Mais ajudar que a pedir ajuda pautei por tal norma minha conduta.


O assunto, todavia, que tinha por resolver possuía prazo e se ultrapassado terminaria por prejudicar o meu cliente.


Rompendo, pois, o que habitualmente me caracterizou, fiz uma ligação telefônica para uma autoridade maior e pedi o contato, mas, não revelei que o tal superintendente estava sempre evitando receber-me.


Prontamente fui atendido.


Não sei por que razão o referido funcionário foi alegando que eu não precisaria apelar para maior autoridade para que fosse recebido.


Respondi polidamente que para tratar com quem tal responsabilidade possuía um meio formal só reforçaria a solução e essa havia sido a razão de requerer fosse apresentado.


Foi como deitar álcool na fogueira, pois o aludido funcionário inflou-se como um pavão.


Sentiu-se nas nuvens, naquelas que virtualmente formavam o céu em que se colocava.


Sequer fiz menção às minhas anteriores tentativas em conversar com o mesmo.


Em diálogos devemos evitar reprovação ao interlocutor e confronto, pois, nada constrói de útil.


O assunto foi tratado como se eu fosse pedir a opinião dele, mesmo já tendo a minha formada através de muito estudo.


Formulei, todavia, as perguntas exatamente enfocando as bases que podiam levantar dúvidas e apresentei pontos relevantes que abalavam conceitos.


O sistema funcionou.


Com amenidade fui colocando os fatores complicadores do caso.


Obviamente a solução não saiu do encontro, mas, ficou aberto para reflexões.


Dias depois fui chamado para um novo diálogo e dessa vez era o “superintendente” que me convocava.


Não me nivelei em atitude e prontamente atendi.


Havia-se invertido o processo e ele passava a pedir a minha opinião.


Disso restou não só uma solução técnica, mas, especialmente uma experiência ética de rara valia.
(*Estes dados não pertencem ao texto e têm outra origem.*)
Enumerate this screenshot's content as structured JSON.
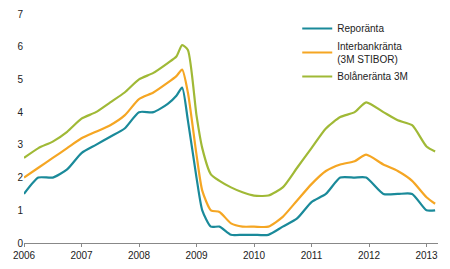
{
  "chart_data": {
    "type": "line",
    "x": [
      2006.0,
      2006.25,
      2006.5,
      2006.75,
      2007.0,
      2007.25,
      2007.5,
      2007.75,
      2008.0,
      2008.25,
      2008.5,
      2008.65,
      2008.75,
      2008.85,
      2009.0,
      2009.1,
      2009.25,
      2009.4,
      2009.6,
      2009.8,
      2010.0,
      2010.25,
      2010.5,
      2010.75,
      2011.0,
      2011.25,
      2011.5,
      2011.75,
      2011.95,
      2012.25,
      2012.5,
      2012.75,
      2013.0,
      2013.15
    ],
    "series": [
      {
        "name": "Reporänta",
        "color": "#1a8a9a",
        "values": [
          1.5,
          2.0,
          2.0,
          2.25,
          2.75,
          3.0,
          3.25,
          3.5,
          4.0,
          4.0,
          4.25,
          4.5,
          4.75,
          3.75,
          2.0,
          1.0,
          0.5,
          0.5,
          0.25,
          0.25,
          0.25,
          0.25,
          0.5,
          0.75,
          1.25,
          1.5,
          2.0,
          2.0,
          2.0,
          1.5,
          1.5,
          1.5,
          1.0,
          1.0
        ]
      },
      {
        "name": "Interbankränta (3M STIBOR)",
        "color": "#f5a623",
        "values": [
          2.0,
          2.3,
          2.6,
          2.9,
          3.2,
          3.4,
          3.6,
          3.9,
          4.4,
          4.6,
          4.9,
          5.1,
          5.3,
          4.6,
          2.7,
          1.6,
          1.0,
          0.95,
          0.6,
          0.5,
          0.5,
          0.5,
          0.8,
          1.3,
          1.8,
          2.2,
          2.4,
          2.5,
          2.7,
          2.4,
          2.2,
          1.9,
          1.4,
          1.2
        ]
      },
      {
        "name": "Bolåneränta 3M",
        "color": "#a0b936",
        "values": [
          2.6,
          2.9,
          3.1,
          3.4,
          3.8,
          4.0,
          4.3,
          4.6,
          5.0,
          5.2,
          5.5,
          5.7,
          6.05,
          5.9,
          3.9,
          2.9,
          2.1,
          1.9,
          1.7,
          1.55,
          1.45,
          1.45,
          1.7,
          2.3,
          2.9,
          3.5,
          3.85,
          4.0,
          4.3,
          4.0,
          3.75,
          3.6,
          2.95,
          2.8
        ]
      }
    ],
    "xlim": [
      2006,
      2013.2
    ],
    "xticks": [
      2006,
      2007,
      2008,
      2009,
      2010,
      2011,
      2012,
      2013
    ],
    "ylim": [
      0,
      7
    ],
    "yticks": [
      0,
      1,
      2,
      3,
      4,
      5,
      6,
      7
    ],
    "grid": false,
    "legend": "top right"
  }
}
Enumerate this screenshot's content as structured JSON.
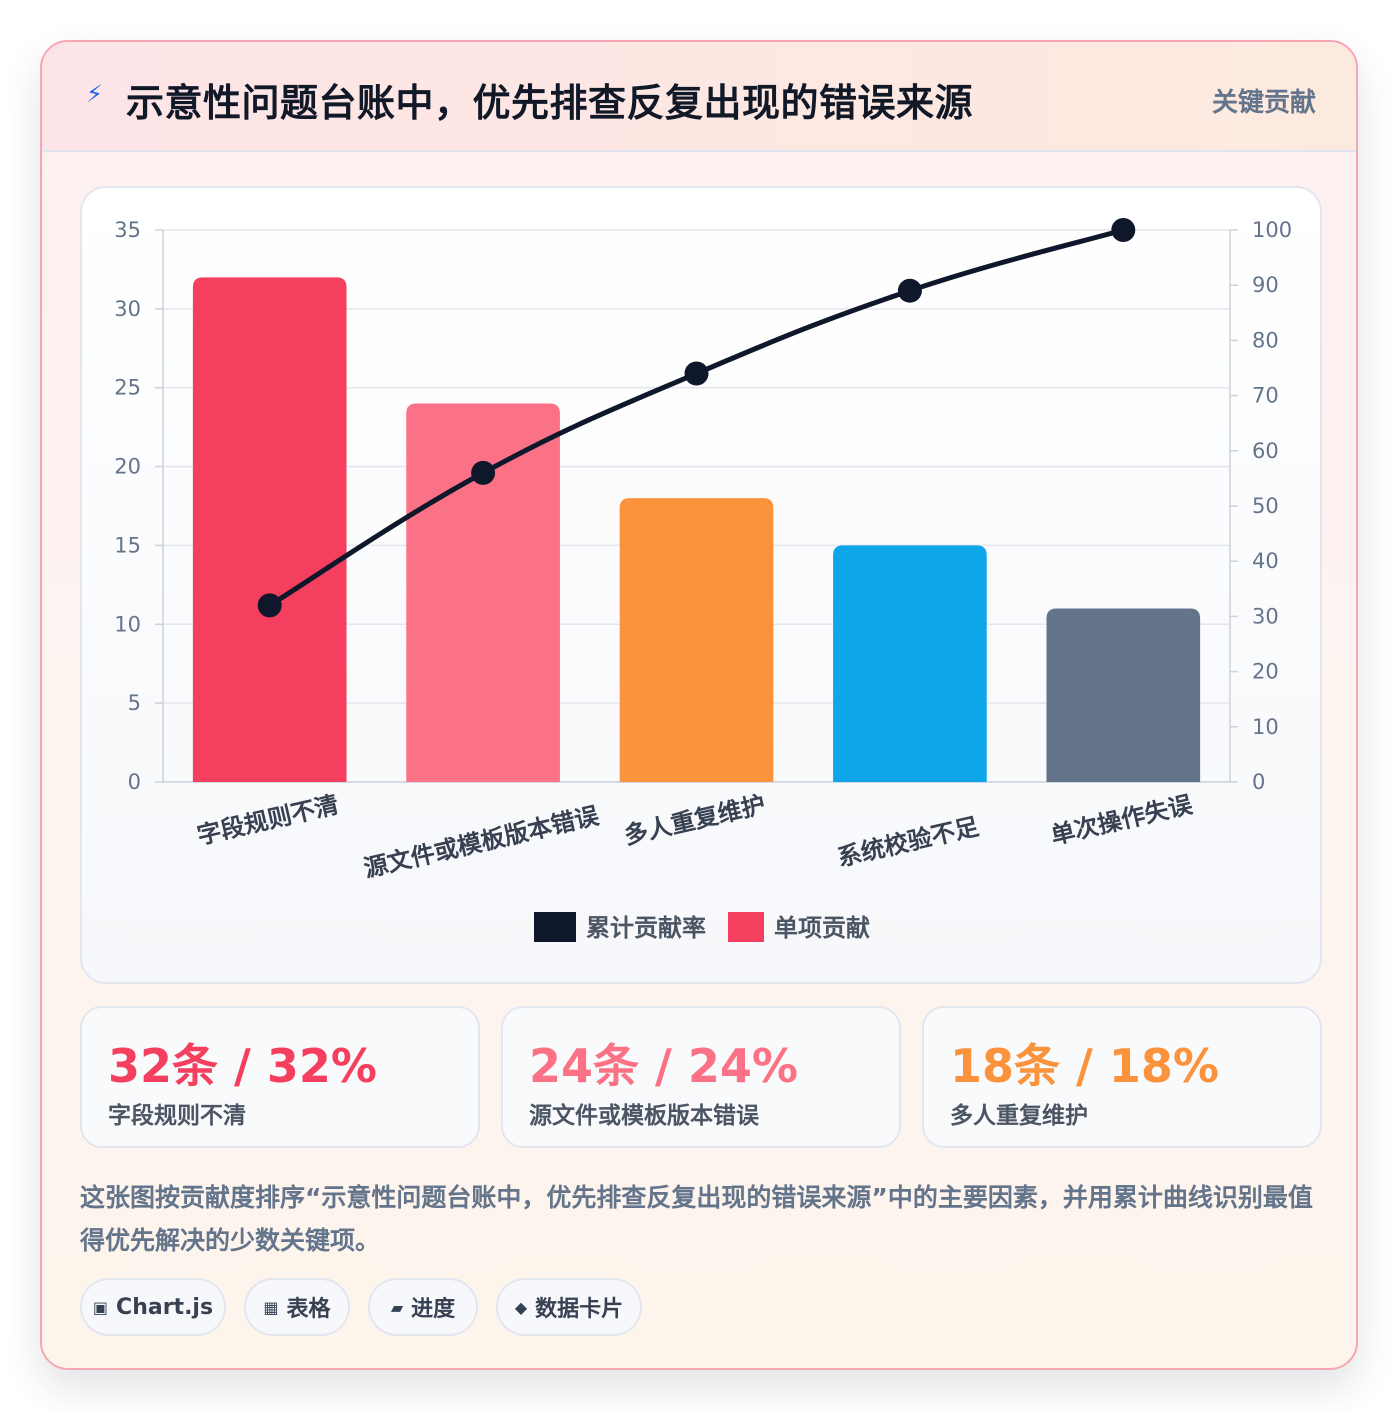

Atribui a quem se dava tanta importância uma idéia de que o sentia deveras importante; mostrei que possuía meios para outros caminhos que poderia tomar por iniciativa própria, mas que respeitei para que a solução fosse pacífica e sem arranhões.


O fato de não aceitar ser mais importante que aquele que se dava “excesso de importância” terminou por fazê-lo “menos importante” no final do caso e a solução foi aquela que deveras favoreceu o meu cliente.